Is Agent Mulder right? Are there Men In Black? Did a UFO crash in Roswell, N.M., in 1947? A good proportion of people think the latter happened—according to a 1997 Gallup poll, 80% of Americans have heard of the Roswell incident and 31% believe it's true. In 1947 a rancher found debris which he thought could be from a flying saucer. After a few days of investigation, it was declared to be from weather balloons and for several decades the incident was closed. About 30 years later a UFO researcher started interviewing hundreds of "witnesses" to the crash—witnesses who for some reason kept quiet for 3 decades, who occasionally changed their stories, and sometimes told outright lies. Rumors of a government cover-up and alien bodies abounded, including a Fox-TV special Alien Autopsy. Ironically, there probably was a government cover-up, with the debris most likely coming from the top-secret "Project Mogul," which used balloons for spying purposes.

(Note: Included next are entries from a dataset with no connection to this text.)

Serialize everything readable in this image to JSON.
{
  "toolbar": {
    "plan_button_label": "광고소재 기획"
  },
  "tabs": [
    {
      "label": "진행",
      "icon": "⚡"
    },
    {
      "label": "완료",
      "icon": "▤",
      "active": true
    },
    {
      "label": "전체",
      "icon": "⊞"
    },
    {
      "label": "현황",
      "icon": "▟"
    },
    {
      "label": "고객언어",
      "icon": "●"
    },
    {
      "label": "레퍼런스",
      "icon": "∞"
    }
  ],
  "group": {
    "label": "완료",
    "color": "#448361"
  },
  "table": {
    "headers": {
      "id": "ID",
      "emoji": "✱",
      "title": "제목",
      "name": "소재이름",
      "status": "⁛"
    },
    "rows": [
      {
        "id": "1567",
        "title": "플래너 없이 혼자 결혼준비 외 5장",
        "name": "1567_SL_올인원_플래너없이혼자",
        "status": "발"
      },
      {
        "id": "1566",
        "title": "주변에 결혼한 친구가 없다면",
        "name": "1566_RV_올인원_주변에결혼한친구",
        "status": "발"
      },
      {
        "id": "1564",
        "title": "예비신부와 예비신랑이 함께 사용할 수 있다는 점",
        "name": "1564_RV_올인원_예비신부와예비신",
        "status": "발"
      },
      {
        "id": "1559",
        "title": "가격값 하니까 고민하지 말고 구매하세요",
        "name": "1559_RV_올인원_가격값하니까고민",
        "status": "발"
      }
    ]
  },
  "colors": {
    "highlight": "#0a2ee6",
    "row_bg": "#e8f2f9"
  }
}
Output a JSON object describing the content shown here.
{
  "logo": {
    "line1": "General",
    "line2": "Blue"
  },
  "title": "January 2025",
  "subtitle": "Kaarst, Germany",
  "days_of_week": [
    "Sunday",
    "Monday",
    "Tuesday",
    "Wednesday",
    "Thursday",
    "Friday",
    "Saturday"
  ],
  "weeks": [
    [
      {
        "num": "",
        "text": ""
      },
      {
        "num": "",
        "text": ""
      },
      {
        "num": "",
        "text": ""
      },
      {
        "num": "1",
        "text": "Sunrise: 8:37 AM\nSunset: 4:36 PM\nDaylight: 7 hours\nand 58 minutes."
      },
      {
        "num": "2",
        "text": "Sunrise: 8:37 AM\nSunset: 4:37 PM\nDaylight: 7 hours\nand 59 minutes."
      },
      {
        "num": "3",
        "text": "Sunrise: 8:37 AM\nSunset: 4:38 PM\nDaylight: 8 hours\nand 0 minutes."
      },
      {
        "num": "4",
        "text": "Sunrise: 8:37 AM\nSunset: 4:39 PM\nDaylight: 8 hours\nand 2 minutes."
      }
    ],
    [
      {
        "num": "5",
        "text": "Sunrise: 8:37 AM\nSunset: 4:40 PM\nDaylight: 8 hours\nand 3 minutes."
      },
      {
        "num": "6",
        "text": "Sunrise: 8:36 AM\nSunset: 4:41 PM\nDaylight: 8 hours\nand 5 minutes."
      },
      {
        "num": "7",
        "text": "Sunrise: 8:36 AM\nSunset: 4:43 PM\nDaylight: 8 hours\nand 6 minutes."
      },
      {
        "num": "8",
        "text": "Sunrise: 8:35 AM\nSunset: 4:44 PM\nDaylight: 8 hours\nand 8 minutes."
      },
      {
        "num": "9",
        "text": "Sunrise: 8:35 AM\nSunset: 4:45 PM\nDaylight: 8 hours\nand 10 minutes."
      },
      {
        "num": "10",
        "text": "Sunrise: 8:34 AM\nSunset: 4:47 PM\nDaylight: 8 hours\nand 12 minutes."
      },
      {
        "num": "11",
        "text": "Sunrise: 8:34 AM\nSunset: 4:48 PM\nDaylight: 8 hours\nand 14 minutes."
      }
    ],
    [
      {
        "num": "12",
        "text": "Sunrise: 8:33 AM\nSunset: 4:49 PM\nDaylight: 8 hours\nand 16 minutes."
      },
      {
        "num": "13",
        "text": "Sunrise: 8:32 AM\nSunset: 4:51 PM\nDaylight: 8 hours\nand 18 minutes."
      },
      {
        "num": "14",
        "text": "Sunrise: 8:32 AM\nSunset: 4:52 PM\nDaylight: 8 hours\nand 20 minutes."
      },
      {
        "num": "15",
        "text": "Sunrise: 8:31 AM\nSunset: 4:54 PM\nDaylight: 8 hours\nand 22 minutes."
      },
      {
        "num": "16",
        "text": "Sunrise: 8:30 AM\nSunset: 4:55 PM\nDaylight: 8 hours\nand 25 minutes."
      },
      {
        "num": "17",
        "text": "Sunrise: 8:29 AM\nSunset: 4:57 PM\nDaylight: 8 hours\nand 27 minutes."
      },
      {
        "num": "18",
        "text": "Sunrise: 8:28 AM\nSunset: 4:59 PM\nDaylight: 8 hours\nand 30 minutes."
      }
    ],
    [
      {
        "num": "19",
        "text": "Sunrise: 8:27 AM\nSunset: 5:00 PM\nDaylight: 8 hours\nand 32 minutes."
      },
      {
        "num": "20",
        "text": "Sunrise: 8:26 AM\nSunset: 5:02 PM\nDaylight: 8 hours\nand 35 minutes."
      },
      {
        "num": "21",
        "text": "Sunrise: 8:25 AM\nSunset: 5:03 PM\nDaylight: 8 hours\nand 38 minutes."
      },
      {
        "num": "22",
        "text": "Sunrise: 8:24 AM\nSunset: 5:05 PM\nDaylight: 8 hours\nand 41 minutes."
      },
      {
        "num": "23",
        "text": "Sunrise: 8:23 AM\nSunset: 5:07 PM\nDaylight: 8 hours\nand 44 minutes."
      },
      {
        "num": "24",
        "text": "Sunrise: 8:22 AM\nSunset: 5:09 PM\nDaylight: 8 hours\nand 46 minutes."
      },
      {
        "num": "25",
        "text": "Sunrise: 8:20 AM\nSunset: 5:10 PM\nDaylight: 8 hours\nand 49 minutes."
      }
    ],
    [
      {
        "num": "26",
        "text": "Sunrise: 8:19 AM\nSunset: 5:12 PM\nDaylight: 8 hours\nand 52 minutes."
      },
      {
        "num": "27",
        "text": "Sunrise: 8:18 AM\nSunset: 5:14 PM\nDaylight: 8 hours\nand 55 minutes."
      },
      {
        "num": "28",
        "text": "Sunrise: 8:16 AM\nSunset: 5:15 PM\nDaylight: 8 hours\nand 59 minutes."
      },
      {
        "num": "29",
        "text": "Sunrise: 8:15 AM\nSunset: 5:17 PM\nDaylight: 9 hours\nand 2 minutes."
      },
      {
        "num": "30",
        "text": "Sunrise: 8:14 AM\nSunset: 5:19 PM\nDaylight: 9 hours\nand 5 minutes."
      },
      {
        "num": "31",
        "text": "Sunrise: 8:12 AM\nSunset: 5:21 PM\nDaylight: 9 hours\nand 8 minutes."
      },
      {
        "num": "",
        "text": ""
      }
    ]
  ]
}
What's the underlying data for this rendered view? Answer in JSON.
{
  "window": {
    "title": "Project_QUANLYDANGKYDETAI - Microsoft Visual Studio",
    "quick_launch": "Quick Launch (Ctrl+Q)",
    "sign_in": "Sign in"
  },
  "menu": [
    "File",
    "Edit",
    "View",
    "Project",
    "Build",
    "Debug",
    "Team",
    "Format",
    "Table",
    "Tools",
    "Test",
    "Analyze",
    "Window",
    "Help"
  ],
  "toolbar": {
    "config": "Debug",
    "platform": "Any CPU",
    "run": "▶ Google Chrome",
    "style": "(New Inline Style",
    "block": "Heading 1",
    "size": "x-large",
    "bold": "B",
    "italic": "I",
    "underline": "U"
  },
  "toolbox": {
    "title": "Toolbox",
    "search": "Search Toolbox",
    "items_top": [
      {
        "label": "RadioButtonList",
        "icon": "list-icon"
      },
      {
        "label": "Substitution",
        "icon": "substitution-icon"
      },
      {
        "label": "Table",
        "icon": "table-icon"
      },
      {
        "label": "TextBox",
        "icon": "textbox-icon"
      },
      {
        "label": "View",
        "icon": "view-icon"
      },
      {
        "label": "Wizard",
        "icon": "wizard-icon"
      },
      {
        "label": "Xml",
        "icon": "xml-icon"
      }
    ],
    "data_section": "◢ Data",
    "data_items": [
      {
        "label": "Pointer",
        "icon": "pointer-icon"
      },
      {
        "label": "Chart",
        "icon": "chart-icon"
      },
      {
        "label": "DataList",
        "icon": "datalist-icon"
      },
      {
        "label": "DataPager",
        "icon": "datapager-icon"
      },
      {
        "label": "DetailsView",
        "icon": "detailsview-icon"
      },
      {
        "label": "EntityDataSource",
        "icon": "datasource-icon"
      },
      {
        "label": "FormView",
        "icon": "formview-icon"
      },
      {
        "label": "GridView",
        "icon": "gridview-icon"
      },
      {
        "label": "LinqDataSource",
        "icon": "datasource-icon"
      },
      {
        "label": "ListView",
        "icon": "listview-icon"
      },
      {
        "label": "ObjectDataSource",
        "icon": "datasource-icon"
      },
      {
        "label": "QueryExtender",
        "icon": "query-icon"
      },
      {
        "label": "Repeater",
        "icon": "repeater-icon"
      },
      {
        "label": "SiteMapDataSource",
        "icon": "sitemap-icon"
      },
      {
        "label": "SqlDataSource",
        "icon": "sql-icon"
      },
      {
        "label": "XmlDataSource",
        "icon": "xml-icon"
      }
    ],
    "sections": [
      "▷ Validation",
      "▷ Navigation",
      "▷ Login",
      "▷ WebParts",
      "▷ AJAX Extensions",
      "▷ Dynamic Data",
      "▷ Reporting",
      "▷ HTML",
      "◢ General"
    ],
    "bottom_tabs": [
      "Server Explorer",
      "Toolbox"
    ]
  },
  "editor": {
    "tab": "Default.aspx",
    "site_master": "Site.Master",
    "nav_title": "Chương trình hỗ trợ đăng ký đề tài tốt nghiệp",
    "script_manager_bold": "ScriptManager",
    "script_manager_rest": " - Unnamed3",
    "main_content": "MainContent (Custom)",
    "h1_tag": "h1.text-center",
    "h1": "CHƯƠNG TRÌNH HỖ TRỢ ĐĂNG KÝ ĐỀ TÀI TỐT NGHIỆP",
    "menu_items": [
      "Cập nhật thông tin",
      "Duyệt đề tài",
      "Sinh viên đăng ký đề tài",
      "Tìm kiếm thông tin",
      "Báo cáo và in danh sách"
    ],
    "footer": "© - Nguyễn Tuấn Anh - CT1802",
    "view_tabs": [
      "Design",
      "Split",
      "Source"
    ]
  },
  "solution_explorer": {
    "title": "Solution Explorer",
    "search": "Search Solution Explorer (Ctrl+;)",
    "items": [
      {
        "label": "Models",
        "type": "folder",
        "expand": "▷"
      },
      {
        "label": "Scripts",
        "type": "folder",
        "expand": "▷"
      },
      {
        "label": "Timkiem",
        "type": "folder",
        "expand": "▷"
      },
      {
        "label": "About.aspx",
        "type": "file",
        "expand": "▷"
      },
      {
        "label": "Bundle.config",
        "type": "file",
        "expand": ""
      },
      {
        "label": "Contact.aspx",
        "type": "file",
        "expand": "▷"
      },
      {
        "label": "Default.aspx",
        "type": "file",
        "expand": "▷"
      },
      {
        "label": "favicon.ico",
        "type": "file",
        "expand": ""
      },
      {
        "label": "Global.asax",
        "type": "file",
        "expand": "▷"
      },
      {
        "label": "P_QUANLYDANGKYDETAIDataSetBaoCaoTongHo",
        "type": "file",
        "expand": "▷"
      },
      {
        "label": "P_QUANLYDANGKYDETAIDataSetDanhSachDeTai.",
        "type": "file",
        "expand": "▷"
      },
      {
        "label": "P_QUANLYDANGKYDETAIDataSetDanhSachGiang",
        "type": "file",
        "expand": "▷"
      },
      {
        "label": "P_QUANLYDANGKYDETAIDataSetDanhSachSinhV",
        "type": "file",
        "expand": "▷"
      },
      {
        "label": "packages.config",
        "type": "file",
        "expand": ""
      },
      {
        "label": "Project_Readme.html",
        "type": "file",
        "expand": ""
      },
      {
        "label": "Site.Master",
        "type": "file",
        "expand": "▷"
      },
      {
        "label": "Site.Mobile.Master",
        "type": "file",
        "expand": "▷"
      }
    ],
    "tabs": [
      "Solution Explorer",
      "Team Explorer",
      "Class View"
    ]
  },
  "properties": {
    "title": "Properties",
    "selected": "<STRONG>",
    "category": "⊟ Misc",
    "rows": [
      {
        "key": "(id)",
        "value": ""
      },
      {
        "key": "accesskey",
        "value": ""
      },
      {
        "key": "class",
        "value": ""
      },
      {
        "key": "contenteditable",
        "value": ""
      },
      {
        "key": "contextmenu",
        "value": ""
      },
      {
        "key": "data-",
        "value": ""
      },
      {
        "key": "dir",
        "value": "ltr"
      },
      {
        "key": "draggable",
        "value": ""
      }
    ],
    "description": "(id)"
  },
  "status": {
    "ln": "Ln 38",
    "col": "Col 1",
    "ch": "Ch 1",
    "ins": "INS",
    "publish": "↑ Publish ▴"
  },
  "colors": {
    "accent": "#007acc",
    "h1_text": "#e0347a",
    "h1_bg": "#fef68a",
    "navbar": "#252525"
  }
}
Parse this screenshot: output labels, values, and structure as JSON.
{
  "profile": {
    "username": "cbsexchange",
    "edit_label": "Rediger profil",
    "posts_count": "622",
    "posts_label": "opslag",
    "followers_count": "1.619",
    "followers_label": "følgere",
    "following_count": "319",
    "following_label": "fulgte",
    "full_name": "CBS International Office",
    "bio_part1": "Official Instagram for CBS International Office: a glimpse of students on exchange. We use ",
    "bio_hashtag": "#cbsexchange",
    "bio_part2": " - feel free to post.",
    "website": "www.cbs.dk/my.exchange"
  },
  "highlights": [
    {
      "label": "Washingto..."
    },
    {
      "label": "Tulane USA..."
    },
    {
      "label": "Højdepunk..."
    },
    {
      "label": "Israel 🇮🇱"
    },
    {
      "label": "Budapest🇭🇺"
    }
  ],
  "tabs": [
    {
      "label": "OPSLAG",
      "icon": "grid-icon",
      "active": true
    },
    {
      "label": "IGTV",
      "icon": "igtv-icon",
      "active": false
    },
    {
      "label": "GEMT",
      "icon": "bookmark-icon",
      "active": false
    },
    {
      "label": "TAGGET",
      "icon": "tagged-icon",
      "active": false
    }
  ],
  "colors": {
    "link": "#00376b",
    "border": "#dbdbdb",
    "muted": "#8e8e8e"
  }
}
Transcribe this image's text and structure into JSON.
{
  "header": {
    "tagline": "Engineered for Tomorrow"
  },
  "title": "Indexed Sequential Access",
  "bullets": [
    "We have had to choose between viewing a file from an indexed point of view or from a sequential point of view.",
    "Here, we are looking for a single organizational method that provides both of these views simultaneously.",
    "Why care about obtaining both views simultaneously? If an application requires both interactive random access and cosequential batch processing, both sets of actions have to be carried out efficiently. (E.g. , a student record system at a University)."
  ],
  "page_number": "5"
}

A Perfectly Cromulent Particle

In one of a series of annual April Fools' articles, Discover magazine reported in 1996 that scientists Albert Manqué and Jean-Xavier Zweistein had found a new fundamental particle. This particle existed only for a few millionths of a second, but was the size of a bowling ball. This new particle, called the "bigon," was said to have been discovered when several laboratory computers exploded near an experiment with vacuum tubes. Subsequent experimenting with a video camera led to a photo of a computer monitor being shattered by an object looking rather like a bowling ball. "Bigons could be responsible for ball lightning, migraines, the unexplained failures of equipment and soufflés, the spontaneous human combustion—I don't know, maybe earthquakes even," Manqué went on to explain.


Balloon Boy Rivets Nation

In a startling case of "what were they thinking?," Richard and Mayumi Heene of Colorado tearfully reported to a local television station—and later police—on October 15, 2009, that their 6-year-old son, Falcon, was aboard a homemade Mylar balloon that was cruising as high as 7,000 feet in the sky. Richard Heene, an amateur inventor, meteorologist, and former television weatherman, built the vessel himself, calling it a "3D low-altitude vehicle." The media grabbed hold of the story and followed the balloon's progress with attention not seen since, well, the low-speed chase between O. J. Simpson and Los Angeles police on the San Diego Freeway in 1994. Rescuers, the Colorado Air National Guard, and authorities from several communities joined the pursuit of the balloon, and millions of television viewers were glued to their sets. Hours after taking flight, the balloon landed about 90 miles from the Heene home; it was empty. Authorities feared that Falcon had fallen out of the balloon, prompting another search and rescue operation. It turns out that Falcon never boarded the balloon. Instead, he was holed up in the attic above the family's garage. Investigators determined that Richard Heene had devised the hoax days in advance, hoping the media attention would bring the family publicity. That part of his plan was clearly successful. He probably didn't expect to face three felony charges, including conspiracy to commit a crime, contributing to the delinquency of a minor, and attempting to influence a public servant.